Leading planner: Politics to blame for Liberty City problems

By John Dorschner 
    
Andres Duany
    Andres Duany, an internationally respected urban planner and architect, blames politics for the lack of development in Liberty City.
     "Basically there are handlers of the government subsidies and they don't want anyone interfering. ... It's disgusting."
      He said a "huge mafia" works to control the government funds that finance considerable housing in Liberty City and don't want outside developers or urban planners like Duany interfering in their business.
       Duany said this some weeks ago when I asked him: Why has an area like Wynwood, longtime home to Puerto Ricans of modest income, surged with private development in recent years, while Liberty City, longtime home of poor African Americans, continues mired in poverty with too many vacant lots, boarded up store fronts and run-down buildings?
    Duany made the comment during an interview for a profile on him and his partner-wife, Elizabeth Plater-Zyberk, for the Biscayne Times (available HERE).
    He said it before an intense political feud erupted in the press over the $200-million redevelopment of  the 700-unit Liberty Square public housing project. The feud involves Miami Mayor Tomas Regalado, whose daughter Raquel is running for county mayor against the current county mayor, Carlos Gimenez, whose administration conceived of the elaborate remake.
    Related Group Involved

    The remake is likely to get further politicized as one of the six bidders who submitted proposals by the July 9 deadline was RUDG LLC, connected with mega-developer Related Group, led by Jorge M. Perez, a major player in local politics.
    The question of Wynwood vs. Liberty City was sparked by an observation from Joe Oglesby, former editorial page editor of The Miami Herald, when I talked to him in May, on the 35th anniversary of the McDuffie riot.
Joe Oglesby

    Oglesby observed how many areas -- including South Beach, the Design District, Coconut Grove and others -- have been transformed in the intervening decades while in many ways Liberty City is “worse today than it was before the riots in 1980.”
    Before, the area had “a fair number of middle class,” people who moved out after the riots, Oglesby said. “And the businesses are not there. There’s some economic activity – government offices, FPL’s office – but Northside Shopping Center is worse today than it was then. It’s almost a flea market. Major retailers are gone.”
    Duany is a supporter of Hope VI projects -- a New Urbanism concept started in 1992 intended to revitalize the worst public housing projects by transforming them into mixed-income spaces in which the poor would live among the middle class. More than 200 projects were completed, at an expense of more than $5 billion.

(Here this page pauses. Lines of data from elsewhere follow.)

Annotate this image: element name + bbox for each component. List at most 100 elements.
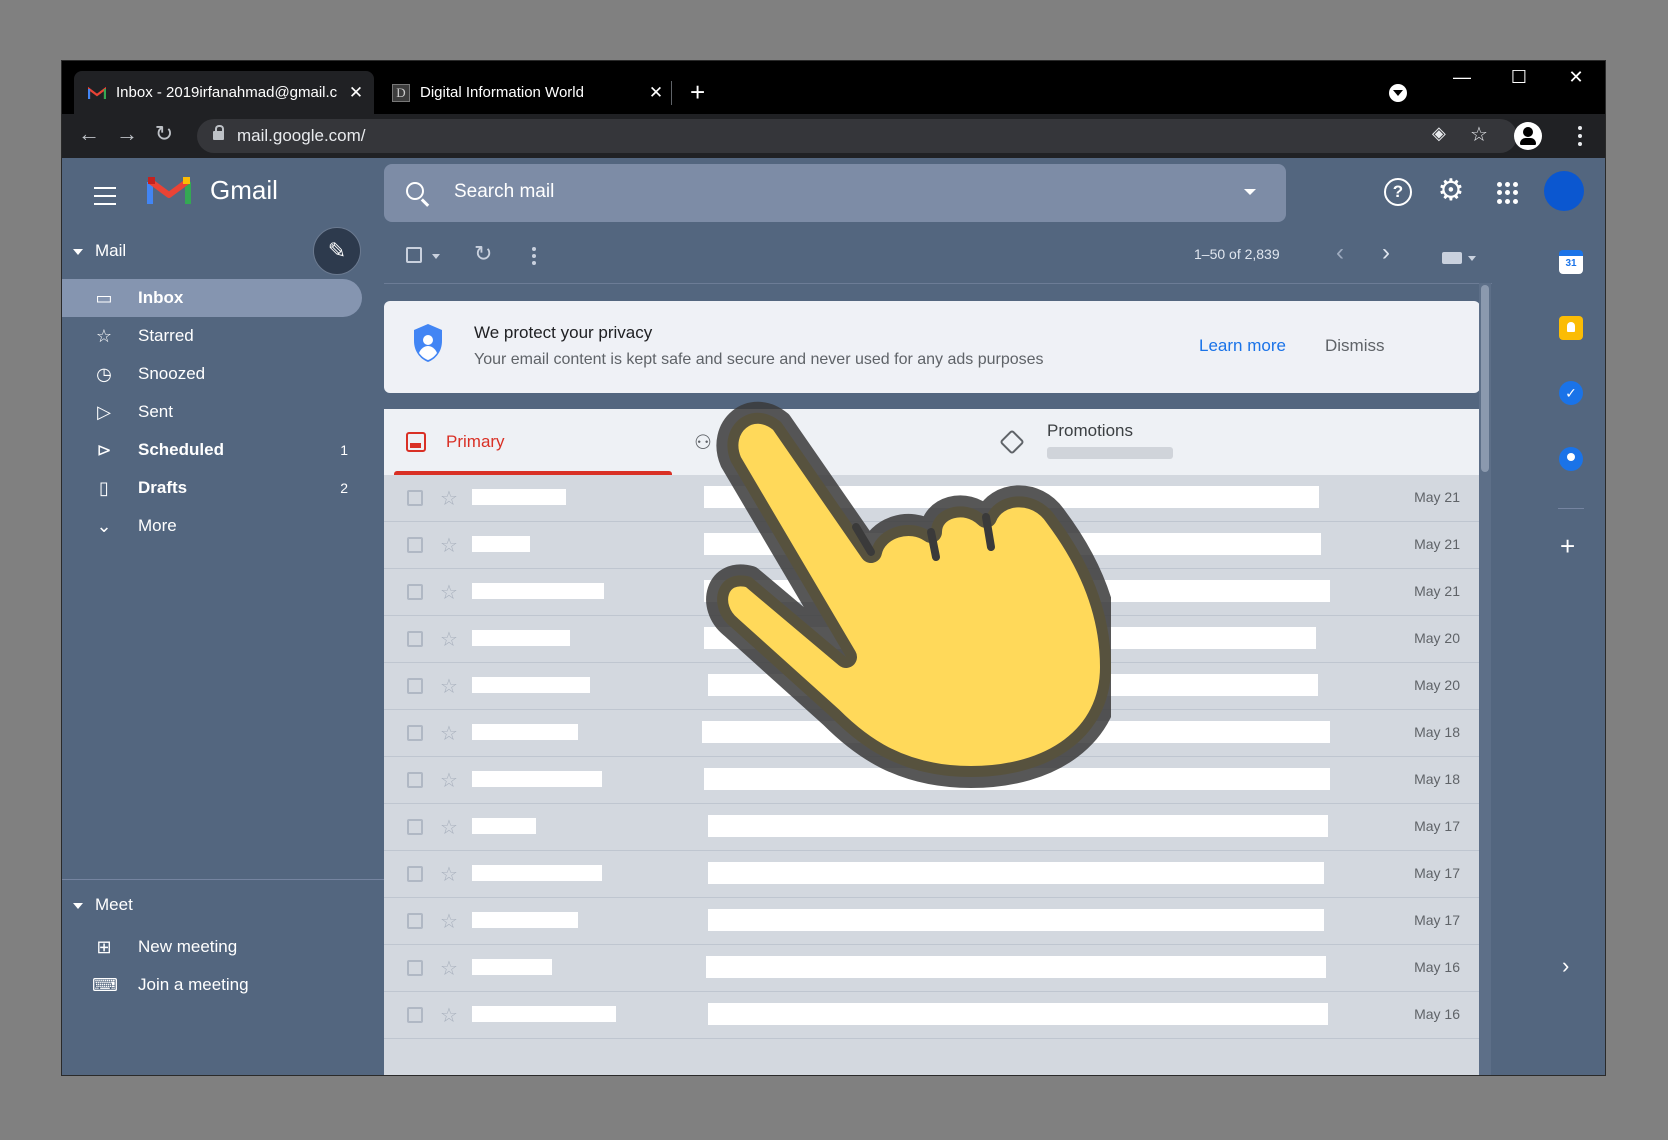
row-checkbox[interactable] (407, 490, 423, 506)
star-icon[interactable]: ☆ (440, 627, 458, 652)
apps-grid-icon[interactable] (1494, 179, 1522, 207)
scrollbar[interactable] (1479, 283, 1491, 1075)
address-bar[interactable]: mail.google.com/ (197, 119, 1517, 153)
star-icon: ☆ (95, 325, 113, 346)
row-checkbox[interactable] (407, 1007, 423, 1023)
sidebar-item-drafts[interactable]: ▯ Drafts 2 (62, 469, 362, 507)
star-icon[interactable]: ☆ (440, 533, 458, 558)
contacts-icon[interactable] (1559, 447, 1583, 471)
older-chevron-icon[interactable]: › (1382, 239, 1390, 267)
select-caret-icon[interactable] (432, 254, 440, 259)
row-checkbox[interactable] (407, 960, 423, 976)
profile-icon[interactable] (1514, 122, 1542, 150)
sidebar-item-scheduled[interactable]: ⊳ Scheduled 1 (62, 431, 362, 469)
table-row[interactable]: ☆ May 20 (384, 616, 1480, 663)
tab-gmail-inbox[interactable]: Inbox - 2019irfanahmad@gmail.c ✕ (74, 71, 374, 114)
table-row[interactable]: ☆ May 21 (384, 569, 1480, 616)
table-row[interactable]: ☆ May 16 (384, 945, 1480, 992)
star-icon[interactable]: ☆ (440, 768, 458, 793)
tab-social[interactable]: ⚇ (694, 409, 754, 475)
sender-redacted (472, 818, 536, 834)
calendar-icon[interactable]: 31 (1559, 250, 1583, 274)
row-checkbox[interactable] (407, 772, 423, 788)
table-row[interactable]: ☆ May 20 (384, 663, 1480, 710)
star-icon[interactable]: ☆ (440, 1003, 458, 1028)
table-row[interactable]: ☆ May 17 (384, 804, 1480, 851)
gear-icon[interactable]: ⚙ (1437, 176, 1465, 206)
row-checkbox[interactable] (407, 584, 423, 600)
refresh-icon[interactable]: ↻ (474, 241, 492, 267)
expand-panel-icon[interactable]: › (1562, 953, 1569, 979)
browser-menu-icon[interactable] (1578, 126, 1582, 146)
sidebar-item-snoozed[interactable]: ◷ Snoozed (62, 355, 362, 393)
meet-section-header[interactable]: Meet (73, 895, 133, 915)
close-tab-icon[interactable]: ✕ (644, 83, 668, 103)
back-arrow-icon[interactable]: ← (74, 121, 104, 147)
table-row[interactable]: ☆ May 21 (384, 475, 1480, 522)
sidebar-item-starred[interactable]: ☆ Starred (62, 317, 362, 355)
maximize-button[interactable]: ☐ (1499, 67, 1539, 88)
keep-icon[interactable] (1559, 316, 1583, 340)
sidebar-item-join-meeting[interactable]: ⌨ Join a meeting (62, 966, 362, 1004)
tab-primary[interactable]: Primary (384, 409, 672, 475)
compose-button[interactable]: ✎ (313, 227, 361, 275)
star-icon[interactable]: ☆ (440, 721, 458, 746)
forward-arrow-icon[interactable]: → (112, 121, 142, 147)
table-row[interactable]: ☆ May 21 (384, 522, 1480, 569)
privacy-description: Your email content is kept safe and secu… (474, 351, 1044, 368)
learn-more-link[interactable]: Learn more (1199, 336, 1286, 356)
sidebar-item-sent[interactable]: ▷ Sent (62, 393, 362, 431)
row-checkbox[interactable] (407, 678, 423, 694)
tab-digital-information-world[interactable]: D Digital Information World ✕ (378, 71, 674, 114)
row-checkbox[interactable] (407, 537, 423, 553)
scrollbar-thumb[interactable] (1481, 285, 1489, 472)
input-tools-icon[interactable] (1442, 252, 1462, 264)
tasks-icon[interactable]: ✓ (1559, 381, 1583, 405)
table-row[interactable]: ☆ May 18 (384, 757, 1480, 804)
row-checkbox[interactable] (407, 819, 423, 835)
select-all-checkbox[interactable] (406, 247, 422, 263)
table-row[interactable]: ☆ May 17 (384, 851, 1480, 898)
row-checkbox[interactable] (407, 866, 423, 882)
subject-redacted (704, 768, 1330, 790)
star-icon[interactable]: ☆ (440, 674, 458, 699)
row-checkbox[interactable] (407, 913, 423, 929)
star-icon[interactable]: ☆ (440, 862, 458, 887)
row-checkbox[interactable] (407, 631, 423, 647)
star-icon[interactable]: ☆ (440, 580, 458, 605)
search-icon[interactable] (406, 182, 424, 200)
star-icon[interactable]: ☆ (440, 815, 458, 840)
tab-promotions[interactable]: Promotions (989, 409, 1289, 475)
sidebar-item-new-meeting[interactable]: ⊞ New meeting (62, 928, 362, 966)
sidebar-item-inbox[interactable]: ▭ Inbox (62, 279, 362, 317)
pencil-icon: ✎ (327, 238, 347, 263)
new-tab-button[interactable]: + (690, 77, 705, 107)
main-menu-icon[interactable] (94, 187, 116, 211)
media-control-icon[interactable] (1389, 84, 1407, 102)
search-options-icon[interactable] (1244, 189, 1256, 195)
reload-icon[interactable]: ↻ (149, 121, 179, 147)
email-date: May 20 (1414, 630, 1460, 646)
extension-icon[interactable]: ◈ (1432, 123, 1446, 144)
input-tools-caret-icon[interactable] (1468, 256, 1476, 261)
star-icon[interactable]: ☆ (440, 909, 458, 934)
sidebar-item-more[interactable]: ⌄ More (62, 507, 362, 545)
row-checkbox[interactable] (407, 725, 423, 741)
bookmark-star-icon[interactable]: ☆ (1470, 122, 1488, 147)
dismiss-button[interactable]: Dismiss (1325, 336, 1385, 356)
help-icon[interactable]: ? (1384, 178, 1412, 206)
mail-section-header[interactable]: Mail (73, 241, 126, 261)
search-input[interactable]: Search mail (454, 181, 554, 203)
star-icon[interactable]: ☆ (440, 956, 458, 981)
close-window-button[interactable]: ✕ (1556, 67, 1596, 88)
add-addon-icon[interactable]: + (1560, 531, 1575, 562)
minimize-button[interactable]: — (1442, 67, 1482, 88)
close-tab-icon[interactable]: ✕ (344, 83, 368, 103)
more-actions-icon[interactable] (532, 247, 536, 268)
star-icon[interactable]: ☆ (440, 486, 458, 511)
table-row[interactable]: ☆ May 18 (384, 710, 1480, 757)
table-row[interactable]: ☆ May 17 (384, 898, 1480, 945)
table-row[interactable]: ☆ May 16 (384, 992, 1480, 1039)
search-bar[interactable]: Search mail (384, 164, 1286, 222)
newer-chevron-icon[interactable]: ‹ (1336, 239, 1344, 267)
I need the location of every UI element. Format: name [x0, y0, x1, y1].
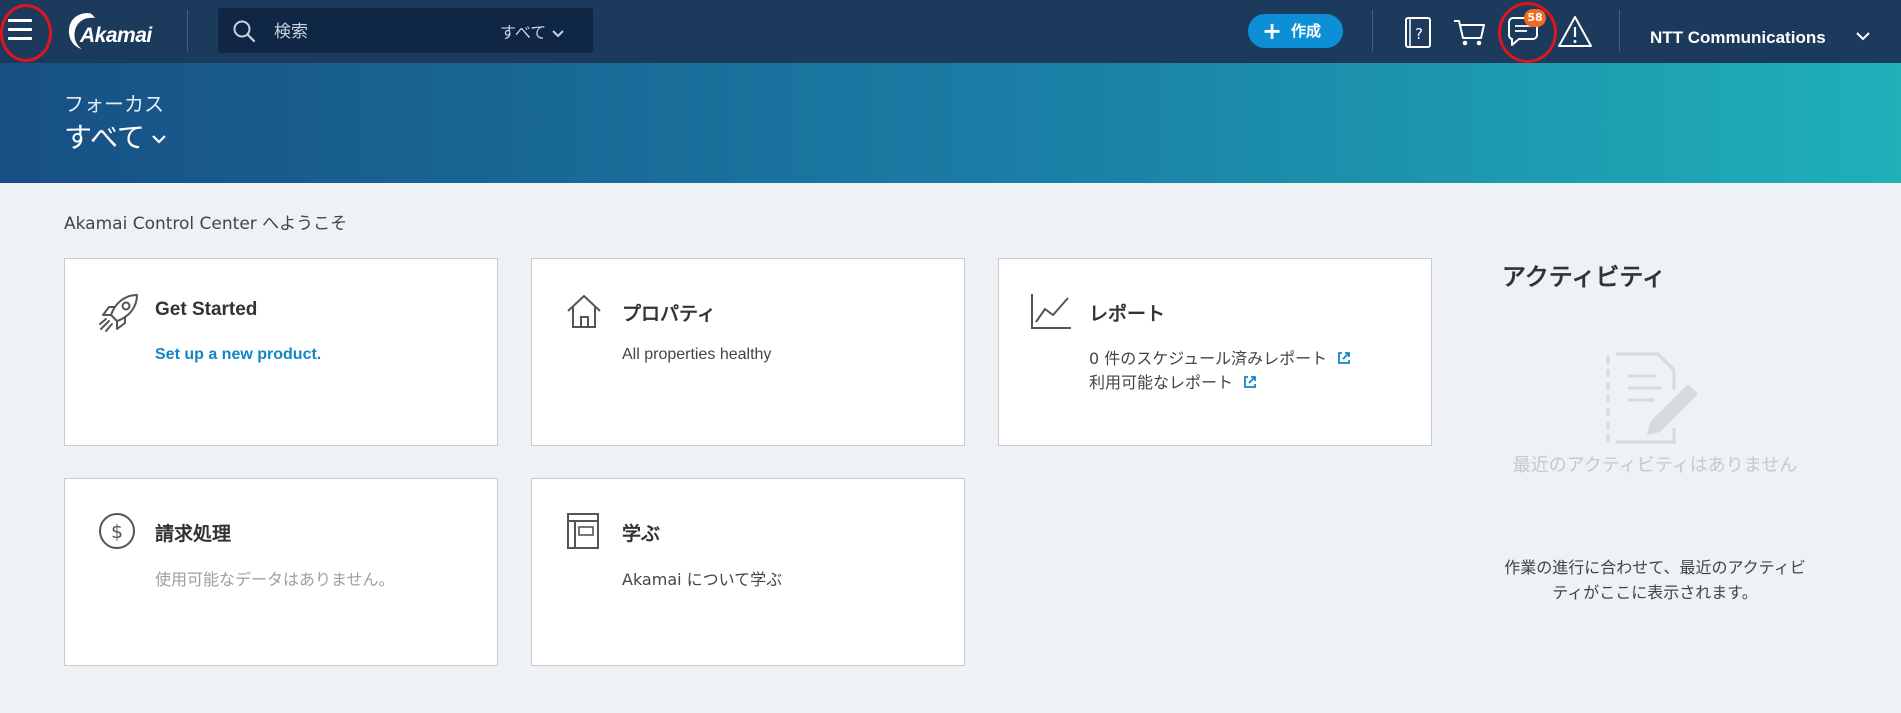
account-switcher[interactable]: NTT Communications [1650, 28, 1870, 48]
search-scope-label: すべて [500, 23, 547, 42]
top-nav-bar: Akamai すべて + 作成 ? 58 [0, 0, 1901, 63]
chevron-down-icon [552, 29, 564, 37]
create-button-label: 作成 [1291, 22, 1322, 40]
activity-description: 作業の進行に合わせて、最近のアクティビティがここに表示されます。 [1504, 558, 1806, 602]
akamai-logo[interactable]: Akamai [64, 10, 160, 52]
plus-icon: + [1262, 17, 1283, 45]
svg-text:?: ? [1415, 25, 1423, 43]
setup-product-link[interactable]: Set up a new product. [155, 346, 321, 364]
search-scope-dropdown[interactable]: すべて [500, 19, 564, 42]
svg-text:$: $ [111, 521, 123, 543]
card-title: レポート [1089, 303, 1166, 325]
nav-divider [1619, 10, 1620, 52]
available-reports-label: 利用可能なレポート [1089, 373, 1234, 392]
available-reports-link[interactable]: 利用可能なレポート [1089, 369, 1257, 393]
search-input[interactable] [272, 18, 476, 45]
activity-title: アクティビティ [1502, 263, 1666, 291]
external-link-icon [1338, 352, 1351, 364]
scheduled-reports-label: 0 件のスケジュール済みレポート [1089, 349, 1328, 368]
card-subtitle: Akamai について学ぶ [622, 570, 783, 589]
help-book-icon[interactable]: ? [1398, 12, 1438, 52]
card-get-started[interactable]: Get Started Set up a new product. [64, 258, 498, 446]
chevron-down-icon [152, 135, 166, 144]
chevron-down-icon [1856, 32, 1870, 41]
logo-text: Akamai [80, 24, 152, 47]
focus-value: すべて [64, 121, 145, 154]
rocket-icon [99, 294, 138, 332]
cart-icon[interactable] [1450, 12, 1490, 52]
notification-count-badge: 58 [1524, 9, 1546, 27]
house-icon [567, 295, 601, 328]
card-title: Get Started [155, 299, 258, 320]
search-icon[interactable] [232, 19, 256, 43]
card-reports[interactable]: レポート 0 件のスケジュール済みレポート 利用可能なレポート [998, 258, 1432, 446]
document-edit-icon [1606, 352, 1698, 444]
account-name: NTT Communications [1650, 28, 1826, 47]
focus-banner: フォーカス すべて [0, 63, 1901, 183]
search-bar: すべて [218, 8, 593, 53]
focus-label: フォーカス [64, 92, 164, 116]
create-button[interactable]: + 作成 [1248, 14, 1343, 48]
nav-divider [1372, 10, 1373, 52]
dollar-circle-icon: $ [99, 513, 135, 549]
card-properties[interactable]: プロパティ All properties healthy [531, 258, 965, 446]
card-subtitle: 使用可能なデータはありません。 [155, 570, 395, 589]
card-billing[interactable]: $ 請求処理 使用可能なデータはありません。 [64, 478, 498, 666]
book-icon [567, 513, 599, 549]
card-title: 学ぶ [622, 523, 661, 545]
card-subtitle: All properties healthy [622, 346, 772, 363]
activity-empty-message: 最近のアクティビティはありません [1512, 455, 1798, 476]
scheduled-reports-link[interactable]: 0 件のスケジュール済みレポート [1089, 345, 1351, 369]
alert-triangle-icon[interactable] [1555, 12, 1595, 52]
welcome-heading: Akamai Control Center へようこそ [64, 214, 348, 234]
card-learn[interactable]: 学ぶ Akamai について学ぶ [531, 478, 965, 666]
line-chart-icon [1031, 294, 1071, 329]
hamburger-menu-icon[interactable] [6, 13, 34, 47]
external-link-icon [1244, 376, 1256, 388]
card-title: プロパティ [622, 303, 716, 325]
focus-selector[interactable]: すべて [64, 116, 167, 156]
card-title: 請求処理 [155, 523, 232, 545]
nav-divider [187, 10, 188, 52]
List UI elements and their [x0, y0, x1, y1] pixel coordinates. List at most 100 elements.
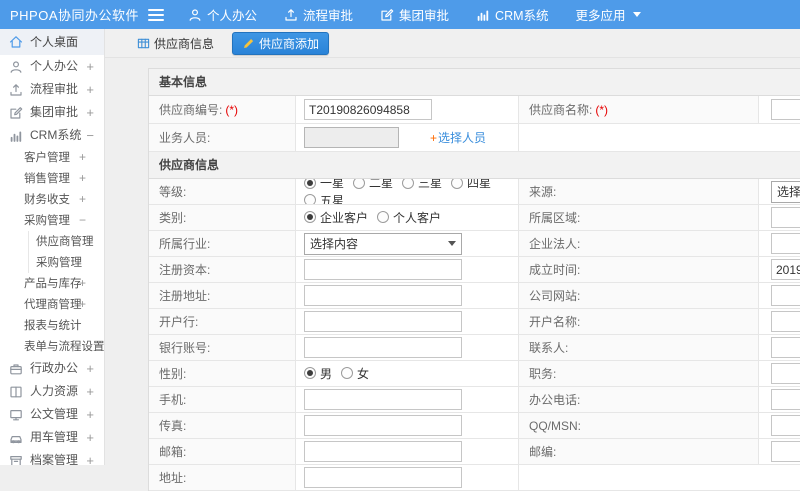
- sidebar-item-product-inventory[interactable]: 产品与库存 +: [0, 273, 104, 294]
- select-person-link[interactable]: +选择人员: [430, 129, 486, 146]
- picker-readonly-input[interactable]: [304, 127, 399, 148]
- form-row: 邮箱: 邮编:: [149, 439, 800, 465]
- sidebar-item-supplier-mgmt[interactable]: 供应商管理: [0, 231, 104, 252]
- sidebar-item-archive-mgmt[interactable]: 档案管理 +: [0, 449, 104, 465]
- radio-option[interactable]: 五星: [304, 192, 344, 204]
- tab-supplier-add[interactable]: 供应商添加: [232, 31, 330, 55]
- menu-toggle-icon[interactable]: [148, 8, 164, 21]
- radio-option[interactable]: 一星: [304, 179, 344, 191]
- radio-checked-icon[interactable]: [304, 179, 316, 189]
- expand-plus-icon[interactable]: +: [86, 449, 94, 465]
- sidebar-item-admin-office[interactable]: 行政办公 +: [0, 357, 104, 380]
- sidebar-item-sales-mgmt[interactable]: 销售管理 +: [0, 168, 104, 189]
- collapse-minus-icon[interactable]: −: [86, 124, 94, 147]
- text-input[interactable]: [771, 337, 800, 358]
- required-marker: (*): [225, 102, 239, 117]
- document-icon: [9, 408, 23, 422]
- text-input[interactable]: [304, 285, 462, 306]
- field-label: QQ/MSN:: [529, 418, 582, 433]
- radio-unchecked-icon[interactable]: [341, 367, 354, 380]
- sidebar-item-purchase-mgmt[interactable]: 采购管理 −: [0, 210, 104, 231]
- expand-plus-icon[interactable]: +: [86, 426, 94, 449]
- radio-option[interactable]: 女: [341, 365, 369, 382]
- topnav-item-group-approval[interactable]: 集团审批: [380, 5, 449, 24]
- expand-plus-icon[interactable]: +: [79, 294, 86, 315]
- radio-option[interactable]: 四星: [451, 179, 491, 191]
- radio-unchecked-icon[interactable]: [402, 179, 415, 189]
- radio-unchecked-icon[interactable]: [304, 194, 316, 204]
- radio-option[interactable]: 个人客户: [377, 209, 441, 226]
- topnav-item-personal-office[interactable]: 个人办公: [188, 5, 257, 24]
- text-input[interactable]: [304, 99, 432, 120]
- radio-option[interactable]: 男: [304, 365, 332, 382]
- expand-plus-icon[interactable]: +: [86, 403, 94, 426]
- radio-checked-icon[interactable]: [304, 367, 316, 380]
- text-input[interactable]: [771, 441, 800, 462]
- text-input[interactable]: [771, 233, 800, 254]
- topnav-item-more-apps[interactable]: 更多应用: [576, 5, 641, 24]
- expand-plus-icon[interactable]: +: [79, 168, 86, 189]
- sidebar-item-human-resources[interactable]: 人力资源 +: [0, 380, 104, 403]
- sidebar-item-purchasing-mgmt[interactable]: 采购管理: [0, 252, 104, 273]
- field-label: 邮编:: [529, 445, 557, 459]
- text-input[interactable]: [771, 389, 800, 410]
- text-input[interactable]: [771, 99, 800, 120]
- text-input[interactable]: [771, 207, 800, 228]
- select-dropdown[interactable]: 选择内容: [771, 180, 800, 203]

    Attacked by Left and Right
    "Hope VI was attacked from the right because it was considered too good for the poor. It was attacked by the left wing because it deconcentrated poverty, and there was a net loss of units," by having less clustering in small apartments, so instead of 1000 units, there were 600."
    Duany maintains that in many places, many of the old public housing units were empty because they were in such poor shape, but what happened in Miami was a mess of a different kind -- the redo of Scott Carver as a Hope VI project was miserably mismanaged by government officials, displacing hundreds of residents in a mire of delays lasting a dozen years -- such a disaster that The Miami Herald won a Pulitzer for it with a series called House of Lies.
    For board members of the Miami Workers Center, which advocates for the poor, Hope VI became a phrase for something that screwed the poor in the name of gentrification -- without giving them any say in how the changes were managed.
    A 2004 study of Hope VI by the Urban Institute, a lberal Washington think tank, found "some notable accomplishments" of reviving distressed public housing and served as "an incubator for innovations"  such as project financing by public-private partnerships.
    Conflict with city governments

    "Some projects have helped turn around conditions in the surrounding neighborhoods and have contributed to the revitalization of whole inner-city communities. However, HOPE VI implementation has also encountered significant challenges. Some HOPE VI projects have been stalled by ineffective implementation on the part of the housing authority or conflict with city government. In others, developments were simply rehabilitated or rebuilt in the same distressed communities, with little thought to innovative design, effective services, or neighborhood revitalization.
    "Most seriously, there is substantial evidence that the original residents of HOPE VI projects have not always benefited from redevelopment, even in some sites that were otherwise successful. This can be partly attributed to a lack of meaningful resident participation in planning and insufficient attention to relocation strategies and services."
    The new Liberty Square project is not formally a Hope VI project, but it is using many of its New Urbanism ideas -- middle class paying market rates for some units, mixed-use zoning that could include shops, perhaps even a super market.
    Michael Liu, a former Washington housing official who took over county housing last year, has been working assiduously to keep residents informed, including showing Liberty Square resident leaders similar projects, such as one in Tampa.